Un silence qui fait polémique
Pourtant, à la surprise générale, le gouvernement a choisi de ne pas répondre à cette interpellation citoyenne, pourtant arrivée en tête des votes. À la place, les ministres ont apporté des réponses à d’autres questions… qui n’avaient recueilli que 3 à 6 votes.
Cette décision a provoqué une vague d’indignation. De nombreux internautes, dénonçant un déni de démocratie participative, ont écrit à l’équipe d’Agora pour exprimer leur colère. Beaucoup y voient une remise en cause du principe même de l’application, censée donner une voix directe aux citoyens.
La réaction du collectif Défendre les enfants
Le collectif Défendre les enfants, à l’initiative de la PPL 819, a rapidement pris la parole. Comprenant le désarroi des militants et des citoyens mobilisés, il a réaffirmé son soutien et invite le gouvernement à répondre dans les plus brefs délais à cette question jugée cruciale pour l’avenir des familles séparées et des enfants concernés.
Pour le collectif, ce silence ne fait que renforcer le sentiment d’un manque de considération politique envers un sujet de société pourtant majeur, qui touche directement des centaines de milliers de familles en France.
Entre innovation démocratique et désillusion citoyenne
Avec YouTube et Agora, François Bayrou avait l’ambition de bâtir un nouveau pont entre gouvernants et gouvernés.
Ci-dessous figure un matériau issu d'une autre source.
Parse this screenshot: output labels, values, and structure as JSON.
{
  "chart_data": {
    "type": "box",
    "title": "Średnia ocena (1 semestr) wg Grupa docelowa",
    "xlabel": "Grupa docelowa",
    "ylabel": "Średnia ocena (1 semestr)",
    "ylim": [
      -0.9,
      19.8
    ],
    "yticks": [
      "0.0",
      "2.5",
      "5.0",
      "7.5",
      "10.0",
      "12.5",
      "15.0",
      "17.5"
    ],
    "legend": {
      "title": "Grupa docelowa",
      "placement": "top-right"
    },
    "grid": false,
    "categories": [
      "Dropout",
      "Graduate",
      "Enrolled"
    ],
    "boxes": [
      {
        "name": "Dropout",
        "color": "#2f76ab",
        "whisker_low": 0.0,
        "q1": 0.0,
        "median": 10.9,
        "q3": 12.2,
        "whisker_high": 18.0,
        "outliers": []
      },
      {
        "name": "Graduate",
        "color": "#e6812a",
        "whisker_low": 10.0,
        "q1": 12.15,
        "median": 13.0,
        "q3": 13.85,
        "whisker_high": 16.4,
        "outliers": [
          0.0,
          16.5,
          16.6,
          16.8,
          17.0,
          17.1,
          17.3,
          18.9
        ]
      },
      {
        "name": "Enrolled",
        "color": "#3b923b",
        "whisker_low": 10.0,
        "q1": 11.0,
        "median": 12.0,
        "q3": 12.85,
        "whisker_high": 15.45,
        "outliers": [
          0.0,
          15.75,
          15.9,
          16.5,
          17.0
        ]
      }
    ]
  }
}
Mais l’épisode de la question sur la résidence alternée révèle les limites de cet exercice : comment convaincre les citoyens de participer si les questions les plus votées restent sans réponse ?
Ce paradoxe interroge l’avenir de ces plateformes de participation, censées renforcer la démocratie mais qui, mal utilisées, risquent de nourrir encore davantage la défiance citoyenne.